Страница 12 из 14
Когда посетители вышли из кабинета, забрав девочку, доктор усмехнулся:
– Эти идиоты нам не опасны, чинить препятствий не станут. Однако за матерью необходим глаз да глаз!
– Может, все же ликвидировать? – произнесла нянечка, не переставая улыбаться.
Но доктор качнул головой:
– Я же сказал, нет! Не исключено, женщина нам еще пригодится, если с мальчиком что-то случится. Ведь выносить младенца только она в состоянии!
О том, что случилось в роддоме, Марина помнила плохо. Вернее, даже совсем не помнила. Однако ее любимая свекровь Полина Геннадьевна (намекавшая, будто она – княжеского рода, что, несомненно, было выдумкой) не упустила возможности на второй же день после возвращения невестки домой попрекнуть ее тем, что та пыталась от собственной дочки отказаться.
Девочку назвали Светланой в честь матери Полины Геннадьевны. Мнением Марины никто на сей счет не поинтересовался. Своих родителей она не знала, выросла в детдоме, поэтому и некому было ее защитить от нападок свекрови.

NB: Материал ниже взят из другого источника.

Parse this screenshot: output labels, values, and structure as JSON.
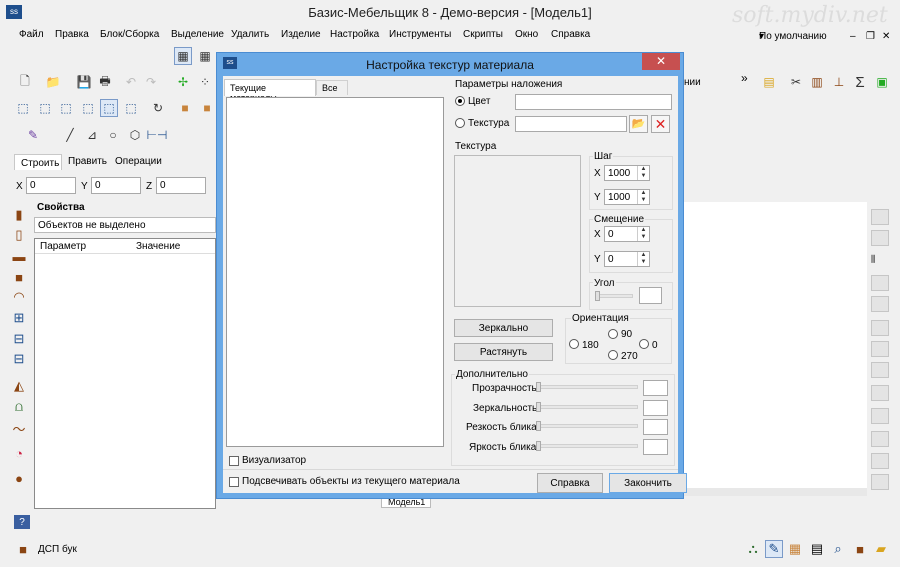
{
  "app": {
    "title": "Базис-Мебельщик 8 - Демо-версия - [Модель1]",
    "watermark": "soft.mydiv.net"
  },
  "menu": [
    "Файл",
    "Правка",
    "Блок/Сборка",
    "Выделение",
    "Удалить",
    "Изделие",
    "Настройка",
    "Инструменты",
    "Скрипты",
    "Окно",
    "Справка"
  ],
  "view_select": "По умолчанию",
  "toolbar_right_label": "нии",
  "tabs": {
    "build": "Строить",
    "edit": "Править",
    "ops": "Операции"
  },
  "coords": {
    "x_label": "X",
    "x_val": "0",
    "y_label": "Y",
    "y_val": "0",
    "z_label": "Z",
    "z_val": "0"
  },
  "properties": {
    "title": "Свойства",
    "selection": "Объектов не выделено",
    "col_param": "Параметр",
    "col_value": "Значение"
  },
  "bottom_tab": "Модель1",
  "status": {
    "material": "ДСП бук"
  },
  "dialog": {
    "title": "Настройка текстур материала",
    "close": "✕",
    "tab_current": "Текущие материалы",
    "tab_all": "Все",
    "visualizer": "Визуализатор",
    "highlight": "Подсвечивать объекты из текущего материала",
    "mapping_title": "Параметры наложения",
    "color_label": "Цвет",
    "texture_radio": "Текстура",
    "texture_group": "Текстура",
    "step": "Шаг",
    "step_x_label": "X",
    "step_x": "1000",
    "step_y_label": "Y",
    "step_y": "1000",
    "offset": "Смещение",
    "off_x_label": "X",
    "off_x": "0",
    "off_y_label": "Y",
    "off_y": "0",
    "angle": "Угол",
    "mirror_btn": "Зеркально",
    "stretch_btn": "Растянуть",
    "orientation": "Ориентация",
    "o90": "90",
    "o180": "180",
    "o0": "0",
    "o270": "270",
    "extra": "Дополнительно",
    "transparency": "Прозрачность",
    "reflect": "Зеркальность",
    "sharp": "Резкость блика",
    "bright": "Яркость блика",
    "help_btn": "Справка",
    "finish_btn": "Закончить"
  }
}
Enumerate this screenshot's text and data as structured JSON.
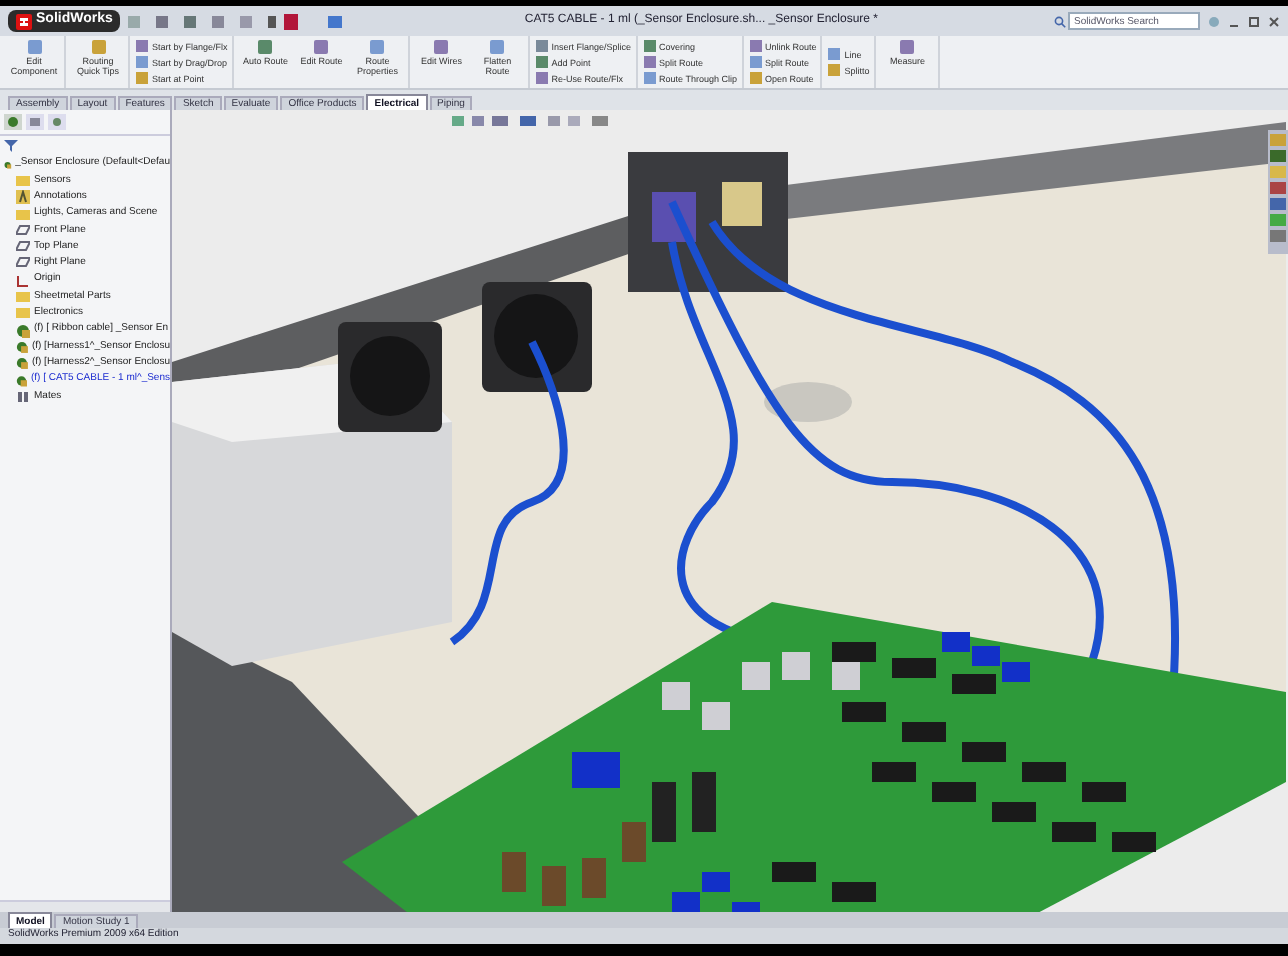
{
  "window": {
    "app": "SolidWorks",
    "title": "CAT5 CABLE - 1 ml (_Sensor Enclosure.sh... _Sensor Enclosure *",
    "search": {
      "placeholder": "SolidWorks Search"
    }
  },
  "ribbon": {
    "groups": [
      {
        "kind": "large",
        "buttons": [
          "Edit Component"
        ]
      },
      {
        "kind": "large",
        "buttons": [
          "Routing Quick Tips"
        ]
      },
      {
        "kind": "small",
        "buttons": [
          "Start by Flange/Flx",
          "Start by Drag/Drop",
          "Start at Point"
        ]
      },
      {
        "kind": "large",
        "buttons": [
          "Auto Route",
          "Edit Route",
          "Route Properties"
        ]
      },
      {
        "kind": "large",
        "buttons": [
          "Edit Wires",
          "Flatten Route"
        ]
      },
      {
        "kind": "small",
        "buttons": [
          "Insert Flange/Splice",
          "Add Point",
          "Re-Use Route/Flx"
        ]
      },
      {
        "kind": "small",
        "buttons": [
          "Covering",
          "Split Route",
          "Route Through Clip"
        ]
      },
      {
        "kind": "small",
        "buttons": [
          "Unlink Route",
          "Split Route",
          "Open Route"
        ]
      },
      {
        "kind": "small",
        "buttons": [
          "Line",
          "Splitto"
        ]
      },
      {
        "kind": "large",
        "buttons": [
          "Measure"
        ]
      }
    ]
  },
  "tabs": [
    {
      "label": "Assembly",
      "selected": false
    },
    {
      "label": "Layout",
      "selected": false
    },
    {
      "label": "Features",
      "selected": false
    },
    {
      "label": "Sketch",
      "selected": false
    },
    {
      "label": "Evaluate",
      "selected": false
    },
    {
      "label": "Office Products",
      "selected": false
    },
    {
      "label": "Electrical",
      "selected": true
    },
    {
      "label": "Piping",
      "selected": false
    }
  ],
  "tree": {
    "root": {
      "label": "_Sensor Enclosure  (Default<Defau",
      "kind": "assembly",
      "selected": false,
      "children": [
        {
          "label": "Sensors",
          "kind": "folder",
          "selected": false
        },
        {
          "label": "Annotations",
          "kind": "annotation",
          "selected": false
        },
        {
          "label": "Lights, Cameras and Scene",
          "kind": "folder",
          "selected": false
        },
        {
          "label": "Front Plane",
          "kind": "plane",
          "selected": false
        },
        {
          "label": "Top Plane",
          "kind": "plane",
          "selected": false
        },
        {
          "label": "Right Plane",
          "kind": "plane",
          "selected": false
        },
        {
          "label": "Origin",
          "kind": "origin",
          "selected": false
        },
        {
          "label": "Sheetmetal Parts",
          "kind": "folder",
          "selected": false
        },
        {
          "label": "Electronics",
          "kind": "folder",
          "selected": false
        },
        {
          "label": "(f) [ Ribbon cable] _Sensor En",
          "kind": "assembly",
          "selected": false
        },
        {
          "label": "(f) [Harness1^_Sensor Enclosu",
          "kind": "assembly",
          "selected": false
        },
        {
          "label": "(f) [Harness2^_Sensor Enclosu",
          "kind": "assembly",
          "selected": false
        },
        {
          "label": "(f) [ CAT5 CABLE - 1 ml^_Sens",
          "kind": "assembly",
          "selected": true
        },
        {
          "label": "Mates",
          "kind": "mates",
          "selected": false
        }
      ]
    }
  },
  "bottom_tabs": [
    {
      "label": "Model",
      "selected": true
    },
    {
      "label": "Motion Study 1",
      "selected": false
    }
  ],
  "status_bar": "SolidWorks Premium 2009 x64 Edition"
}
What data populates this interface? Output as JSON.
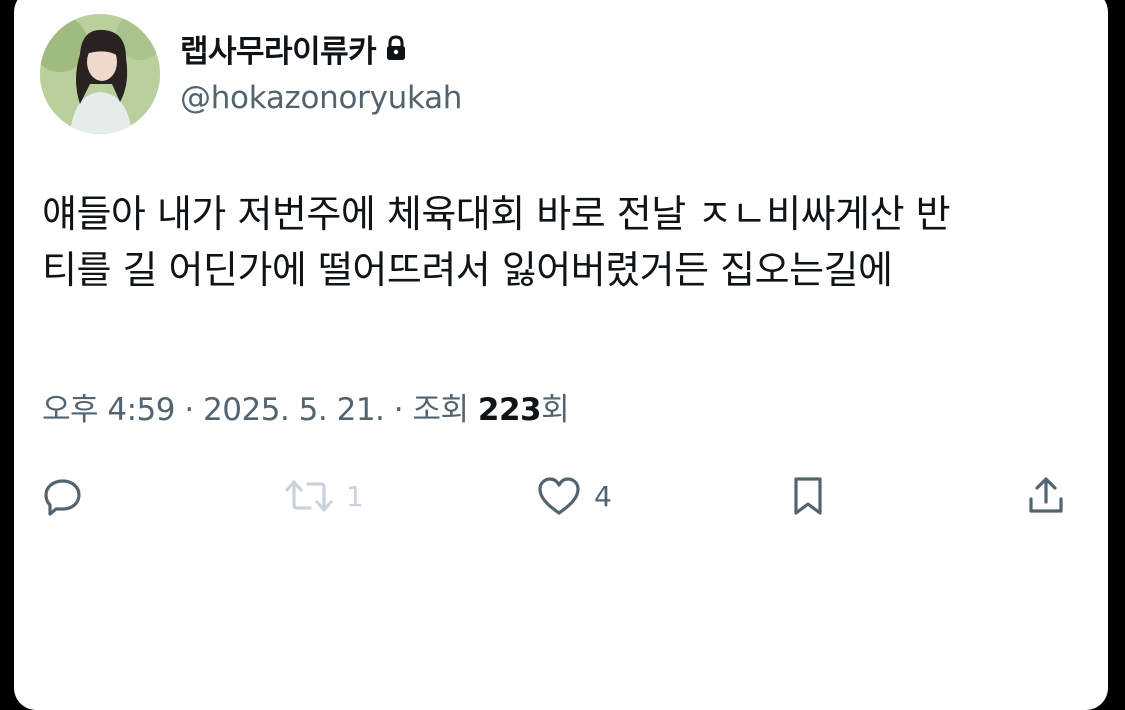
{
  "colors": {
    "text_primary": "#0f1419",
    "text_secondary": "#536471",
    "background": "#ffffff",
    "outer_background": "#000000",
    "faded_icon": "#c9d3dc"
  },
  "author": {
    "display_name": "랩사무라이류카",
    "handle": "@hokazonoryukah",
    "protected_icon": "lock-icon",
    "avatar_icon": "avatar"
  },
  "tweet": {
    "lines": [
      "얘들아 내가 저번주에 체육대회 바로 전날 ㅈㄴ비싸게산 반",
      "티를 길 어딘가에 떨어뜨려서 잃어버렸거든 집오는길에"
    ]
  },
  "meta": {
    "time": "오후 4:59",
    "separator": " · ",
    "date": "2025. 5. 21.",
    "views_prefix": "조회 ",
    "views_count": "223",
    "views_suffix": "회"
  },
  "actions": {
    "reply": {
      "icon": "reply-icon",
      "count": ""
    },
    "retweet": {
      "icon": "retweet-icon",
      "count": "1"
    },
    "like": {
      "icon": "heart-icon",
      "count": "4"
    },
    "bookmark": {
      "icon": "bookmark-icon",
      "count": ""
    },
    "share": {
      "icon": "share-icon",
      "count": ""
    }
  }
}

И все же смутные мысли о случившемся в роддоме начали сплетаться в таинственный узор. Марина никак не могла вспомнить чего-то важного, ключевого, однако она прекрасно знала: Света – не ее дочь.
Говорить об этом мужу и свекрови молодая мать не решалась, потому что знала, какая последует реакция. Кормить грудью чужого ребенка, к которому она не испытывала никаких чувств, кроме ненависти, было для нее настоящим мучением. Марина понимала, что девочка ни в чем не виновата, что малышка, как и она сама, стала жертвой интриг бессовестных врачей, однако поделать с собой женщина ничего не могла.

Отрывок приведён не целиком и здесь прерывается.